The English-style garden of Montreuil, the Prince and Princesse de Guéménéee's small yet graciously appointed chateau. It is a brilliant afternoon in early autumn, 1782; the Princesse is seated on a stone banquette, surrounded by her dogs. She is wearing a simple white lawn dress in the Creole style currently favored by the Queen, and a wide-brimmed straw hat, its blue ribbons loose and dancing in the breeze. Her eyes are closed.
PRINCESSE: HOW out of sorts I feel today, my darlings! Not unlike a soup tureen in the hands of a clumsy servant, if you know what I mean. Come closer. Speak to me. Set my mind at ease.

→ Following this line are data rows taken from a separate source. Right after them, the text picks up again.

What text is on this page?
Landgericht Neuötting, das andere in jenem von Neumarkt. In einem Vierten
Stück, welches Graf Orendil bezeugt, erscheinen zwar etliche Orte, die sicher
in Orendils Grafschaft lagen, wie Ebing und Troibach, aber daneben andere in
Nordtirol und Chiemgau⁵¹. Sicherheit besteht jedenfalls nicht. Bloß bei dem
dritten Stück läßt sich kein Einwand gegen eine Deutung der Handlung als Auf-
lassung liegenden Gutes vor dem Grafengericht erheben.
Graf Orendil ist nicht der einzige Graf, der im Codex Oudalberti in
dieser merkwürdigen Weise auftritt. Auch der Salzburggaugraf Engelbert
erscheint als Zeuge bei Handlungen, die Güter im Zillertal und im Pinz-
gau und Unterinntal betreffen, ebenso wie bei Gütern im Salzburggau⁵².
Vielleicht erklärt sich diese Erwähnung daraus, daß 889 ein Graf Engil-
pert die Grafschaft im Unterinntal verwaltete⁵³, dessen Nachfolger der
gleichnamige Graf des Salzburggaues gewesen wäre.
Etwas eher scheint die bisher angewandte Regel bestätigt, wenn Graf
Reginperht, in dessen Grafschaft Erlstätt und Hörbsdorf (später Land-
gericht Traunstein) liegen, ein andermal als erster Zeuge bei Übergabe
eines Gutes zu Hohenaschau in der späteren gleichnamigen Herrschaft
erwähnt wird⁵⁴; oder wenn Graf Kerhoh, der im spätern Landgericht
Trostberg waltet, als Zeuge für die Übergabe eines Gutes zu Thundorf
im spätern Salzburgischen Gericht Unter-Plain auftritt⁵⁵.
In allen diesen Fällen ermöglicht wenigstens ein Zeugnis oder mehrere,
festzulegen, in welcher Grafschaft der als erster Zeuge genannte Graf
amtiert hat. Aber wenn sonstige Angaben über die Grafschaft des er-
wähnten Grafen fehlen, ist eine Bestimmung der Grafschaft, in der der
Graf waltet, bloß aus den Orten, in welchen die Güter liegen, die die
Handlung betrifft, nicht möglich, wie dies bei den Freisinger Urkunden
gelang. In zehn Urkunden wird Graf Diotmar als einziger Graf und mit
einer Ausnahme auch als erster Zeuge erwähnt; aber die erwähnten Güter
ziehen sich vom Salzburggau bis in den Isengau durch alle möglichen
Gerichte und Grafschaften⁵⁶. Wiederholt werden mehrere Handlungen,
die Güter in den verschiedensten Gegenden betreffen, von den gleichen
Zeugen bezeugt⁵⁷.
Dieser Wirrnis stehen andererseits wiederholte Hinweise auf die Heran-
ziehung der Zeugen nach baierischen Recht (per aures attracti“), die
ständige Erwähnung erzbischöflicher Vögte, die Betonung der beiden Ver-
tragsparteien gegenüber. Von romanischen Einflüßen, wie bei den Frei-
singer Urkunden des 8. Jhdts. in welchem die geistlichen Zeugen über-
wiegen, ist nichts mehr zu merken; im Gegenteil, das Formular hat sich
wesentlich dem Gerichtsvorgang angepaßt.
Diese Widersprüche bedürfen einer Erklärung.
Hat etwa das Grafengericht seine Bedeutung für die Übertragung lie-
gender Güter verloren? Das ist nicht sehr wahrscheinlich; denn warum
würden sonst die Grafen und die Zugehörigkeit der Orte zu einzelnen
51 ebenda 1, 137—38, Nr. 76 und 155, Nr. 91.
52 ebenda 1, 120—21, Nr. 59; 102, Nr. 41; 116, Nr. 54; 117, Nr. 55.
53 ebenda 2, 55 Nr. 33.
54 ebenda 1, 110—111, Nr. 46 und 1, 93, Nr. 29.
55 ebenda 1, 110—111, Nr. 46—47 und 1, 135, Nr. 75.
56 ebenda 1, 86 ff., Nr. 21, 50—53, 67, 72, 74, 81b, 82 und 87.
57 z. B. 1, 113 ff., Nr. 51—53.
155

COOKIE: Hark, hark, the dogs do bark…
POUNCE: The beggars are coming to town…
PRINCESSE: Please. You're just making things worse. She rubs her temples and sighs. I want good news. Tell me some good news. The war in America? My dear friend Antoinette? Her adorable children?

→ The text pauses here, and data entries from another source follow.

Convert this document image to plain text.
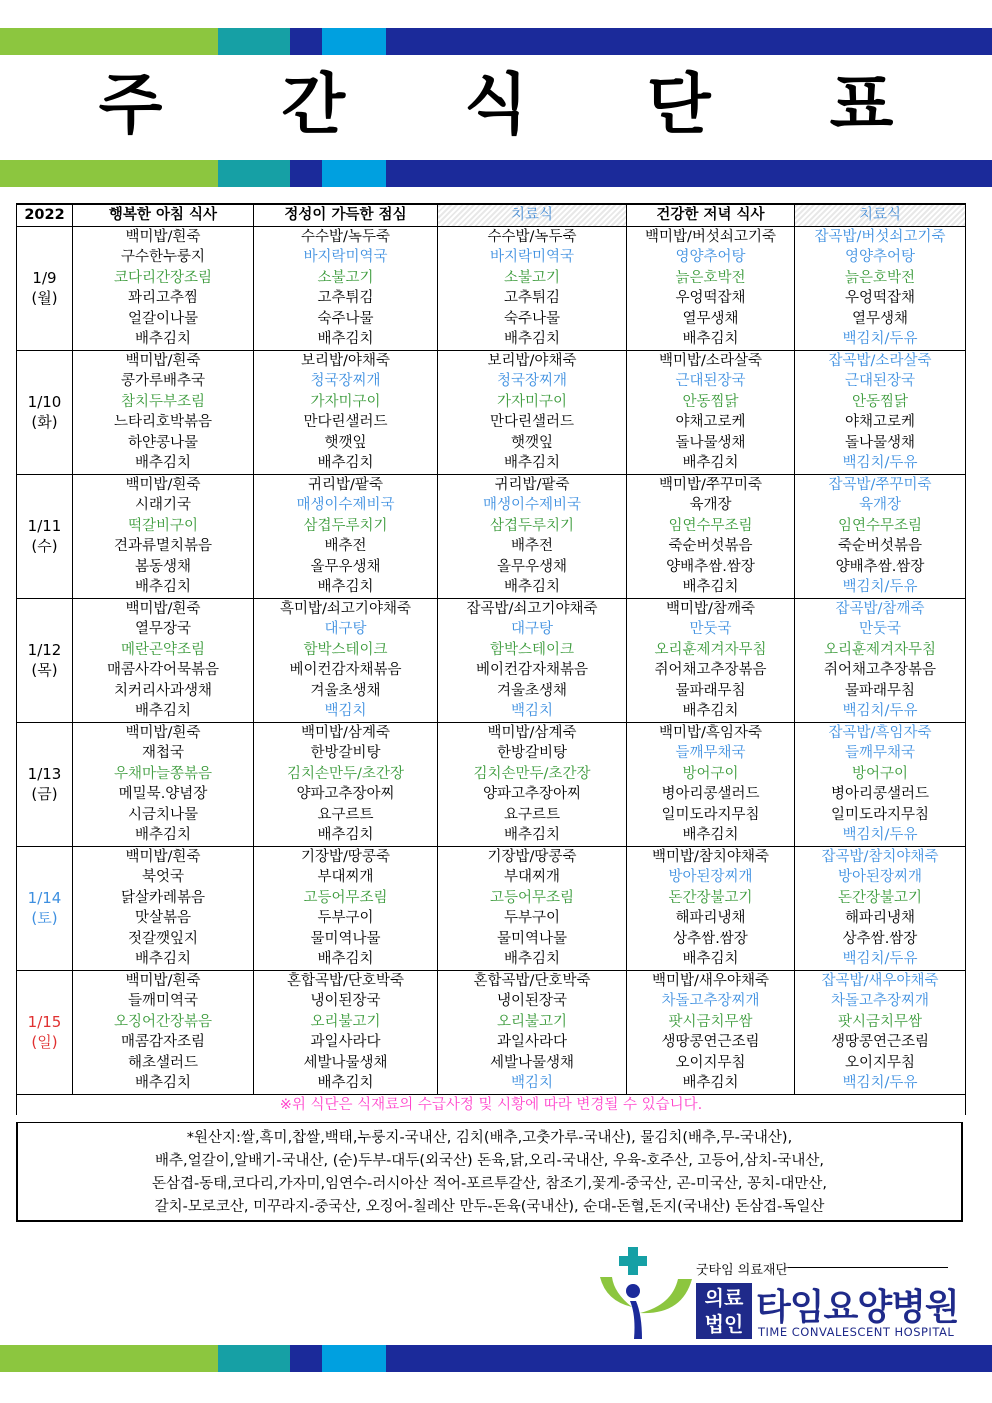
주 간 식 단 표
2022	행복한 아침 식사	정성이 가득한 점심	치료식	건강한 저녁 식사	치료식
	백미밥/흰죽	수수밥/녹두죽	수수밥/녹두죽	백미밥/버섯쇠고기죽	잡곡밥/버섯쇠고기죽
	구수한누룽지	바지락미역국	바지락미역국	영양추어탕	영양추어탕
1/9	코다리간장조림	소불고기	소불고기	늙은호박전	늙은호박전
(월)	꽈리고추찜	고추튀김	고추튀김	우엉떡잡채	우엉떡잡채
	얼갈이나물	숙주나물	숙주나물	열무생채	열무생채
	배추김치	배추김치	배추김치	배추김치	백김치/두유
	백미밥/흰죽	보리밥/야채죽	보리밥/야채죽	백미밥/소라살죽	잡곡밥/소라살죽
	콩가루배추국	청국장찌개	청국장찌개	근대된장국	근대된장국
1/10	참치두부조림	가자미구이	가자미구이	안동찜닭	안동찜닭
(화)	느타리호박볶음	만다린샐러드	만다린샐러드	야채고로케	야채고로케
	하얀콩나물	햇깻잎	햇깻잎	돌나물생채	돌나물생채
	배추김치	배추김치	배추김치	배추김치	백김치/두유
	백미밥/흰죽	귀리밥/팥죽	귀리밥/팥죽	백미밥/쭈꾸미죽	잡곡밥/쭈꾸미죽
	시래기국	매생이수제비국	매생이수제비국	육개장	육개장
1/11	떡갈비구이	삼겹두루치기	삼겹두루치기	임연수무조림	임연수무조림
(수)	견과류멸치볶음	배추전	배추전	죽순버섯볶음	죽순버섯볶음
	봄동생채	올무우생채	올무우생채	양배추쌈.쌈장	양배추쌈.쌈장
	배추김치	배추김치	배추김치	배추김치	백김치/두유
	백미밥/흰죽	흑미밥/쇠고기야채죽	잡곡밥/쇠고기야채죽	백미밥/참깨죽	잡곡밥/참깨죽
	열무장국	대구탕	대구탕	만둣국	만둣국
1/12	메란곤약조림	함박스테이크	함박스테이크	오리훈제겨자무침	오리훈제겨자무침
(목)	매콤사각어묵볶음	베이컨감자채볶음	베이컨감자채볶음	쥐어채고추장볶음	쥐어채고추장볶음
	치커리사과생채	겨울초생채	겨울초생채	물파래무침	물파래무침
	배추김치	백김치	백김치	배추김치	백김치/두유
	백미밥/흰죽	백미밥/삼계죽	백미밥/삼계죽	백미밥/흑임자죽	잡곡밥/흑임자죽
	재첩국	한방갈비탕	한방갈비탕	들깨무채국	들깨무채국
1/13	우채마늘쫑볶음	김치손만두/초간장	김치손만두/초간장	방어구이	방어구이
(금)	메밀묵.양념장	양파고추장아찌	양파고추장아찌	병아리콩샐러드	병아리콩샐러드
	시금치나물	요구르트	요구르트	일미도라지무침	일미도라지무침
	배추김치	배추김치	배추김치	배추김치	백김치/두유
	백미밥/흰죽	기장밥/땅콩죽	기장밥/땅콩죽	백미밥/참치야채죽	잡곡밥/참치야채죽
	북엇국	부대찌개	부대찌개	방아된장찌개	방아된장찌개
1/14	닭살카레볶음	고등어무조림	고등어무조림	돈간장불고기	돈간장불고기
(토)	맛살볶음	두부구이	두부구이	해파리냉채	해파리냉채
	젓갈깻잎지	물미역나물	물미역나물	상추쌈.쌈장	상추쌈.쌈장
	배추김치	배추김치	배추김치	배추김치	백김치/두유
	백미밥/흰죽	혼합곡밥/단호박죽	혼합곡밥/단호박죽	백미밥/새우야채죽	잡곡밥/새우야채죽
	들깨미역국	냉이된장국	냉이된장국	차돌고추장찌개	차돌고추장찌개
1/15	오징어간장볶음	오리불고기	오리불고기	팟시금치무쌈	팟시금치무쌈
(일)	매콤감자조림	과일사라다	과일사라다	생땅콩연근조림	생땅콩연근조림
	해초샐러드	세발나물생채	세발나물생채	오이지무침	오이지무침
	배추김치	배추김치	백김치	배추김치	백김치/두유
※위 식단은 식재료의 수급사정 및 시황에 따라 변경될 수 있습니다.					
*원산지:쌀,흑미,찹쌀,백태,누룽지-국내산, 김치(배추,고춧가루-국내산), 물김치(배추,무-국내산),
배추,얼갈이,알배기-국내산, (순)두부-대두(외국산) 돈육,닭,오리-국내산, 우육-호주산, 고등어,삼치-국내산,
돈삼겹-동태,코다리,가자미,임연수-러시아산 적어-포르투갈산, 참조기,꽃게-중국산, 곤-미국산, 꽁치-대만산,
갈치-모로코산, 미꾸라지-중국산, 오징어-칠레산 만두-돈육(국내산), 순대-돈혈,돈지(국내산) 돈삼겹-독일산
굿타임 의료재단
의료
법인 타임요양병원
TIME CONVALESCENT HOSPITAL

WINNIE: Your dear friend Antoinette has an income of between three and four million livres a year.
PEARL: She also has one hundred seventy new dresses since January. White spots on a lavender ground. Gosling green with white spots. Mottled lilac.
LULU: Spots are all the rage.
WINNIE: Not to mention she's more beautiful than ever. Everythingthat astonishes the soul leads to the sublime — Diderot said that.
PEARL: Infernal depths, darkened skies, deep seas, somber forests. The war in America is over, by the way.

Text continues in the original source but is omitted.